I am headed down to Islamorada for four day's with one goal in mind... A bonefish on fly. Bucket list fish for me! 

I am not asking for locations but simply asking for a better understanding. I fished Islamorada for 2 days once before and didn't even see a bonefish. We fished ocean-side and bay-side. Fished the incoming on that flats and as the tide rose ended up fishing the mangrove shorelines. 

What is the best tide stage for bonefish? On this tide phase where would you position yourself? Depth to be fishing? (I think maybe we were staying too shallow)? What to look for?
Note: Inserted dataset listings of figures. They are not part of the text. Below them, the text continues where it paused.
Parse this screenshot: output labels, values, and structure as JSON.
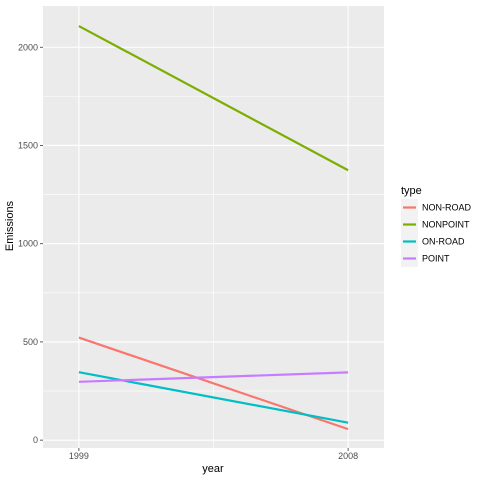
{
  "chart_data": {
    "type": "line",
    "xlabel": "year",
    "ylabel": "Emissions",
    "x": [
      1999,
      2008
    ],
    "x_tick_labels": [
      "1999",
      "2008"
    ],
    "xlim": [
      1997.8,
      2009.2
    ],
    "ylim": [
      -40,
      2210
    ],
    "y_ticks": [
      0,
      500,
      1000,
      1500,
      2000
    ],
    "y_tick_labels": [
      "0",
      "500",
      "1000",
      "1500",
      "2000"
    ],
    "grid": true,
    "legend": {
      "title": "type",
      "position": "right"
    },
    "series": [
      {
        "name": "NON-ROAD",
        "color": "#F8766D",
        "values": [
          522,
          56
        ]
      },
      {
        "name": "NONPOINT",
        "color": "#7CAE00",
        "values": [
          2108,
          1374
        ]
      },
      {
        "name": "ON-ROAD",
        "color": "#00BFC4",
        "values": [
          346,
          89
        ]
      },
      {
        "name": "POINT",
        "color": "#C77CFF",
        "values": [
          297,
          345
        ]
      }
    ],
    "panel_background": "#EBEBEB",
    "gridline_color": "#FFFFFF"
  }
}
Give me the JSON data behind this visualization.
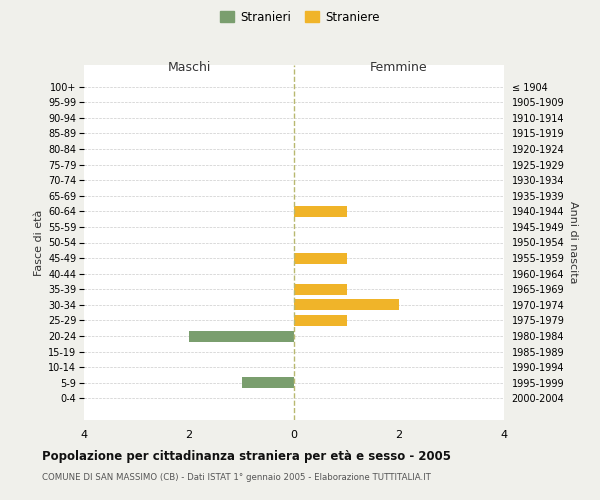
{
  "age_groups": [
    "100+",
    "95-99",
    "90-94",
    "85-89",
    "80-84",
    "75-79",
    "70-74",
    "65-69",
    "60-64",
    "55-59",
    "50-54",
    "45-49",
    "40-44",
    "35-39",
    "30-34",
    "25-29",
    "20-24",
    "15-19",
    "10-14",
    "5-9",
    "0-4"
  ],
  "birth_years": [
    "≤ 1904",
    "1905-1909",
    "1910-1914",
    "1915-1919",
    "1920-1924",
    "1925-1929",
    "1930-1934",
    "1935-1939",
    "1940-1944",
    "1945-1949",
    "1950-1954",
    "1955-1959",
    "1960-1964",
    "1965-1969",
    "1970-1974",
    "1975-1979",
    "1980-1984",
    "1985-1989",
    "1990-1994",
    "1995-1999",
    "2000-2004"
  ],
  "maschi": [
    0,
    0,
    0,
    0,
    0,
    0,
    0,
    0,
    0,
    0,
    0,
    0,
    0,
    0,
    0,
    0,
    2,
    0,
    0,
    1,
    0
  ],
  "femmine": [
    0,
    0,
    0,
    0,
    0,
    0,
    0,
    0,
    1,
    0,
    0,
    1,
    0,
    1,
    2,
    1,
    0,
    0,
    0,
    0,
    0
  ],
  "maschi_color": "#7a9e6e",
  "femmine_color": "#f0b429",
  "title": "Popolazione per cittadinanza straniera per età e sesso - 2005",
  "subtitle": "COMUNE DI SAN MASSIMO (CB) - Dati ISTAT 1° gennaio 2005 - Elaborazione TUTTITALIA.IT",
  "xlabel_left": "Maschi",
  "xlabel_right": "Femmine",
  "ylabel_left": "Fasce di età",
  "ylabel_right": "Anni di nascita",
  "xlim": 4,
  "legend_stranieri": "Stranieri",
  "legend_straniere": "Straniere",
  "background_color": "#f0f0eb",
  "bar_background": "#ffffff",
  "grid_color": "#cccccc",
  "zero_line_color": "#b8b870",
  "text_color": "#333333",
  "title_color": "#111111",
  "subtitle_color": "#555555"
}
Basically any tips you guys have for a totally novice Bonefish fly-fisherman.
Thanks


----------



## Flatbroke426 (May 5, 2018)

The bonefish in Islamorada are probably the most educated bonefish in the world. They are big and have all been thrown at. As far as depths it all depends on the flat. They have their own personalities. Shell Key Fish are the biggest but the hardest to fool. The farther back you get into the park the easier they are fool. 1 to 2 ft depths is a great starting place. as far as ocean side they tend to hug the beaches close down around long Key State Park. If you come North to Key Largo the fish are a bit calmer.


----------